A new alliance of businesses, organizations and individuals hopes to rally attention and response to the rising incidents of hate-based crimes and incidents in Indiana.
The Central Indiana Alliance Against Hate (CIAAH) is a project initiated by the Fair Housing Center for Central Indiana (FHCCI). As an organization, FHCCI is dedicated to fair housing practices and eliminating housing discrimination in Indiana. But Executive Director Amy Nelson says hate-based crimes and incidents that extend beyond fair housing laws are still neglected in Indiana.
“We’ve been active on the whole public policy issue in trying to get a hate crime law passed,” says Nelson. “Then, over the course of the last year and a half we were starting to see increasing numbers of hate-based crimes, as well as what we call hate-based incidents occurring in our community.”
The increase in hate-based crimes and incidents — acts of aggression based on hate that don’t rank as a crime — was enough cause for concern. It fueled a desire to try and do something about it.
“We wanted to look to see if there was the potential [for] or if we could find some funding to do some additional work in this particular area,” says Nelson.
The FHCCI applied for a “Communities Against Hate” rapid response grant from the Open Society Foundations.

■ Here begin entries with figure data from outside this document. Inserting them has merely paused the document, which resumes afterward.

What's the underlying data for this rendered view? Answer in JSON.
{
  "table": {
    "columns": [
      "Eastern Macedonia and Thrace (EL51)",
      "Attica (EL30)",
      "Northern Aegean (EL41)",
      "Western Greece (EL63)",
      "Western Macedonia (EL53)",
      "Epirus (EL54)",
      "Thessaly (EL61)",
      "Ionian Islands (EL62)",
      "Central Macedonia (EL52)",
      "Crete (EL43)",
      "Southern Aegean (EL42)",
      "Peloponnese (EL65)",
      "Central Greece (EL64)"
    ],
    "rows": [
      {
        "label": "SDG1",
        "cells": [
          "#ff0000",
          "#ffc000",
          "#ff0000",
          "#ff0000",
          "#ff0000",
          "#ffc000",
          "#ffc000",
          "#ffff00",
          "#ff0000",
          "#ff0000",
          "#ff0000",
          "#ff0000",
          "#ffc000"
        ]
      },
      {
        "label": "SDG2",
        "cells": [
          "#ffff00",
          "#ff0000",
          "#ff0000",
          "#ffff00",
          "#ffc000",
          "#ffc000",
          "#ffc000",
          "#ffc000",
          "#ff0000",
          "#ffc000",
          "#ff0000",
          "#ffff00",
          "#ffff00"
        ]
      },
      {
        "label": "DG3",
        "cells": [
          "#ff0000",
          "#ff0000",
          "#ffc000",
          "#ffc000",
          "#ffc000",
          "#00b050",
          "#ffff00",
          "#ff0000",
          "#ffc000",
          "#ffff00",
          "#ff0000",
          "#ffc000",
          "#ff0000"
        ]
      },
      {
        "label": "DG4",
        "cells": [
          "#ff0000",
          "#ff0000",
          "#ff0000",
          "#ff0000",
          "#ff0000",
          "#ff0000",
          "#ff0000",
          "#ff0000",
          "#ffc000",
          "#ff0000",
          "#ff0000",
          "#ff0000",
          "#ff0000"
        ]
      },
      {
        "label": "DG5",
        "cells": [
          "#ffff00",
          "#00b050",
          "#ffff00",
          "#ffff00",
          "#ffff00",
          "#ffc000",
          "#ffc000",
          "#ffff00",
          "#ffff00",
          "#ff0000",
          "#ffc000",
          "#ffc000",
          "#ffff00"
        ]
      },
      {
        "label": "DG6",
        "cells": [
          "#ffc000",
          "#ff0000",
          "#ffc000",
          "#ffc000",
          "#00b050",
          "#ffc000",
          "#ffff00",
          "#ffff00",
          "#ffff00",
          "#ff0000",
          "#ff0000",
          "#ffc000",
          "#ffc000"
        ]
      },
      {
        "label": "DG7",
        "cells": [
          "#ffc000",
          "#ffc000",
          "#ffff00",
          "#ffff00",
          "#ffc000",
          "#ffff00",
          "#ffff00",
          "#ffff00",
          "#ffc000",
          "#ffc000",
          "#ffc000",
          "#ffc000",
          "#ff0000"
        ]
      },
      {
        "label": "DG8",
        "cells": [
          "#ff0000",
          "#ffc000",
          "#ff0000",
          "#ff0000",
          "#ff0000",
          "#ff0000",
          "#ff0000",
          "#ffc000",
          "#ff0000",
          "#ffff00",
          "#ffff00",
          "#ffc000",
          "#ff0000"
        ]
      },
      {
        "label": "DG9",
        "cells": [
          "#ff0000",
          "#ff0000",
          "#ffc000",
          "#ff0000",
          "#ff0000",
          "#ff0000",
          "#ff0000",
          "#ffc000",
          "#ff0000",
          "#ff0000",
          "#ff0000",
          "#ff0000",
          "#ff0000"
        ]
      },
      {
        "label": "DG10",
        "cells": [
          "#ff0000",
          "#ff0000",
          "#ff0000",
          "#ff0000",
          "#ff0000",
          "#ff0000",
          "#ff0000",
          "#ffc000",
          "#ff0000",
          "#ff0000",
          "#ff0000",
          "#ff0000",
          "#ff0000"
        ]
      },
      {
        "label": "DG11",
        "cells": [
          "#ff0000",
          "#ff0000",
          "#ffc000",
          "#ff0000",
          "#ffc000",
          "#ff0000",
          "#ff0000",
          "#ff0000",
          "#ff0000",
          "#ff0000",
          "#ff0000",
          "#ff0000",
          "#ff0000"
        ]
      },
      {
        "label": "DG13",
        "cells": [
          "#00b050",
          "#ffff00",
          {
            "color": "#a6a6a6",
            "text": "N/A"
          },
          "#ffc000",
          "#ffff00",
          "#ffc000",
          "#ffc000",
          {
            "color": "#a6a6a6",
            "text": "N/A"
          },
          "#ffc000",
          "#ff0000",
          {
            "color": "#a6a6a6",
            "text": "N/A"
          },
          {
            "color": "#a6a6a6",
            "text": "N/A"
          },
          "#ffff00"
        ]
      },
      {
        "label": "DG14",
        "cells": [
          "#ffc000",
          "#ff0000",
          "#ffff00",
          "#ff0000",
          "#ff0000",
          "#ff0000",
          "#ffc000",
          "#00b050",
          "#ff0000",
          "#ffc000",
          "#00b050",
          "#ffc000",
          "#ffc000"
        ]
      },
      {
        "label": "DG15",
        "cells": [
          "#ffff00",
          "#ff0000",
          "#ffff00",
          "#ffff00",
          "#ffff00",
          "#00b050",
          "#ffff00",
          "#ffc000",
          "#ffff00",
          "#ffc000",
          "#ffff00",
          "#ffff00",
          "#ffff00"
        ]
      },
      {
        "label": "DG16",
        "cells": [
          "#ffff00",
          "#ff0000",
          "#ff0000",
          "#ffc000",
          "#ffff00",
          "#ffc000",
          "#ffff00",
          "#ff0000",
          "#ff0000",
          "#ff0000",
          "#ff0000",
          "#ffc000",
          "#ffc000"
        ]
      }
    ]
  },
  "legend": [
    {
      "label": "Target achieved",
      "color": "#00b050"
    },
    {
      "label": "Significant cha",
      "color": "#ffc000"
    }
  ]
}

In the grant application, FHCCI pledged to “build a resource and training network for persons and organizations working to address hate in Central Indiana, and will develop the infrastructure for a coordinated community response network to incidents of hate in the region.” As a result, CIAAH was created.
FHCCI received $125,000 in grant funding to use over the next six months toward the objectives outlined in the application, and was the only Indiana agency to receive a grant. (It is unclear if any other Indiana agencies applied for a rapid response grant — the list of applicants is not public.) Nelson says we will never know what factors played into the favorable outcome for the grant application, but the fact the Indiana is only one of five states without a hate crime law on the books could easily have played a role in the process.
“[With] the number of hate-based crimes and incidents that we have seen occurring in our state, and the Southern Poverty Law Center statistics about [the] increasing numbers of hate groups along with us being one of only five states without even a state hate crime law, one can only assume that that certainly got us points in a way that you wish you didn’t get points for, but in this case it did,” says Nelson.
The first-ever Indiana Responding to Hate Conference will be a day of training on how to identify and respond to hate-based crimes and incidents. Nelson says other states, like Michigan for example, have been doing something similar for several years — but these are also states with some type of state legislation addressing hate crimes as well.
The agenda for the conference is all-inclusive and designed that way on purpose. A variety of marginalized groups victimized by hate crime, and incidents will be represented.
“We tried to be as conscious as we could within budget and within the timeline that we had in trying to put this together to try to get representatives from as many of those marginalized communities that are commonly targeted by hate-based crimes and incidents,” says Nelson. “There’s definitely still gaps in the agenda, and that’s definitely something we will continue to work on. But due to time limitations as well as what we could afford for bringing in some of these phenomenal speakers, we just had to do some limits on that.”
Despite the gaps Nelson feels still exist, the agenda encompasses many groups that instantly come to mind when thinking of hate-based crimes — African Americans, the LGBTQ community, immigrants, Jewish people and Muslims — as well as other groups like Native Americans and individuals with disabilities.
“So very often in the disability community, there’s a mislabeling of hate-based crimes and incidents where it’s often called abuse,” says Nelson. “It’s not truly identified as hate crimes and we wanted to bring some attention to that.”
Several national recognized advocates are scheduled to speak at the conference. Hate crimes activist Judy Shepard will talk about her son Matthew’s death and the movement she led to get a federal hate crime law passed as a result. Hilary O. Shelton, senior vice president for advocacy and policy for the NAACP will speak about preventions and solutions to hate crimes in the 21st century. Miriam Ziedman with the Anti-Defamation League will also lead a session. Ziedman has been working with Indiana officials in the effort to get a hate crime law passed in the state.
Other speakers include members of the Indiana advocacy community.
Nelson hopes the conference is a success in bringing peoples together that all stand for the same goal — eliminating incidents of hate from the Hoosier state — and standing with voices together.
“We want to help build up that advocacy part of the alliance through individuals who will be available when we need them to either contact legislators or to speak out when things happen in their communities to report it or to assist in some way,” says Nelson.
While getting a hate crime law passed in Indiana is a goal, it isn’t the only goal of the alliance. Nelson hopes the alliance will grow into something that will be at the ready to respond and address any and all incidents of hate in Indiana — existing as its own 501c3 non-profit organization instead of a FHCCI project. But until then, Nelson says the Fair Housing Center will continue to support it because the need in the community is too great to ignore.